The book will be launched on Wednesday, 19th February at the London Review Bookshop, twenty years to the day since Jarman’s death. It is a fascinating insight into the mind of the film director, diarist, gardener and gay activist just after he left King’s College, London having studied English, History and History of Art to study painting at the Slade School of Fine Art, London, in the early Sixties.

 

http://www.londonreviewbookshop.co.uk/events/2014/2/a-finger-in-the-fishes-mouth-the-legacy-of-derek-jarman

 

This collection then stems from a time when Jarman was immersed in the wide range of historical, literary and cultural references, which inform his provocative films, and when he was in the process of finding his own sexuality and providing a tradition with which he could align himself. Jarman has his feet firmly both in Renaissance tradition and Modernist experiment.

 

On first sight of the front cover, Wilhelm von Gloeden’s picture of a young boy with his finger in the mouth of a flying fish, I anticipated a collection of absurdist poems from the era of Joe Orton and Kenneth Halliwell and their artistic pranks defacing library books.  It is in fact more of a travelogue of loosely linked postcard images and words and in part has a Beat connection. This is perhaps Jarman’s version of ‘On The Road’. Jarman loved Beat poetry and visited San Francisco and City Lights Bookshop in the summer of 1964 to pay his respects.
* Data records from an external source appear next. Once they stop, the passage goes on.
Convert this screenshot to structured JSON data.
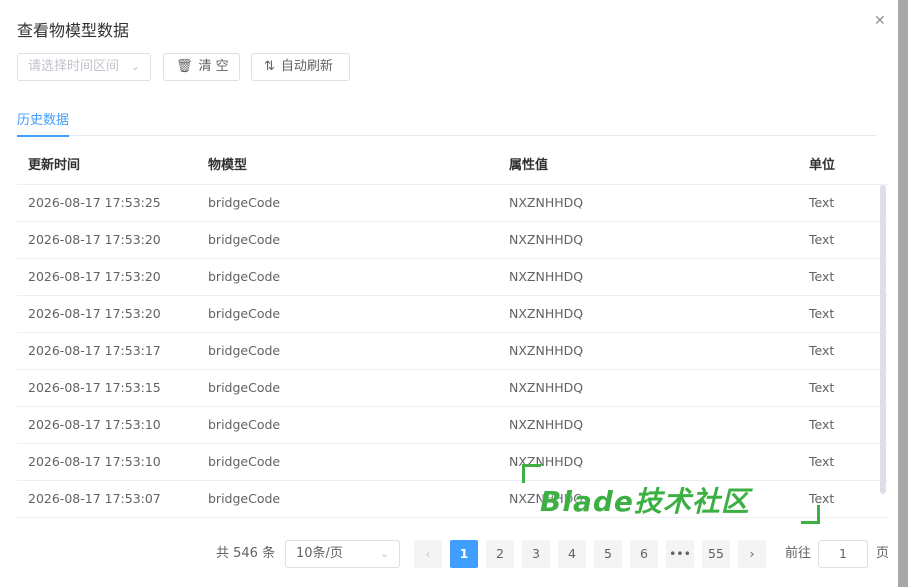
{
  "dialog": {
    "title": "查看物模型数据",
    "close_icon": "close-icon"
  },
  "toolbar": {
    "range_placeholder": "请选择时间区间",
    "clear_label": "清 空",
    "auto_refresh_label": "自动刷新"
  },
  "tabs": [
    {
      "label": "历史数据",
      "active": true
    }
  ],
  "table": {
    "columns": [
      "更新时间",
      "物模型",
      "属性值",
      "单位"
    ],
    "rows": [
      [
        "2026-08-17 17:53:25",
        "bridgeCode",
        "NXZNHHDQ",
        "Text"
      ],
      [
        "2026-08-17 17:53:20",
        "bridgeCode",
        "NXZNHHDQ",
        "Text"
      ],
      [
        "2026-08-17 17:53:20",
        "bridgeCode",
        "NXZNHHDQ",
        "Text"
      ],
      [
        "2026-08-17 17:53:20",
        "bridgeCode",
        "NXZNHHDQ",
        "Text"
      ],
      [
        "2026-08-17 17:53:17",
        "bridgeCode",
        "NXZNHHDQ",
        "Text"
      ],
      [
        "2026-08-17 17:53:15",
        "bridgeCode",
        "NXZNHHDQ",
        "Text"
      ],
      [
        "2026-08-17 17:53:10",
        "bridgeCode",
        "NXZNHHDQ",
        "Text"
      ],
      [
        "2026-08-17 17:53:10",
        "bridgeCode",
        "NXZNHHDQ",
        "Text"
      ],
      [
        "2026-08-17 17:53:07",
        "bridgeCode",
        "NXZNHHDQ",
        "Text"
      ]
    ]
  },
  "pagination": {
    "total": "共 546 条",
    "page_size": "10条/页",
    "pages": [
      "1",
      "2",
      "3",
      "4",
      "5",
      "6",
      "•••",
      "55"
    ],
    "current": "1",
    "goto_label": "前往",
    "goto_value": "1",
    "page_suffix": "页"
  },
  "watermark": "Blade技术社区",
  "colors": {
    "primary": "#409eff",
    "watermark": "#3cb043"
  }
}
There are also poems here that come from Jarman’s immersion with painters from Rembrandt to Rothko, poets such as Coleridge, as well as cities from Calgary, New York to Venice and Greece.

 

One of the strongest poems, ‘Death Comes Through Mirrors’, is prefaced with a Twenties Riviera hotel interior and dance room,

and has an easy conversational style complete with a Jean Cocteau poem quotation:

 

Death comes through mirrors

is a blind man with a violin

collecting grudging offerings

I ask you’, is the hat

full yet

and you reply

‘Consider the fiery red

cherubims in the blue sky

or those empty cavernous

spaces where the image

scatters on the silver’

no his hat is empty

he is a young man

with violets in his eyes

he is blind and sings

 

It is thought that Jarman destroyed the majority of the first edition and so the new edition fills in a missing piece in Jarman’s extraordinary oeuvre.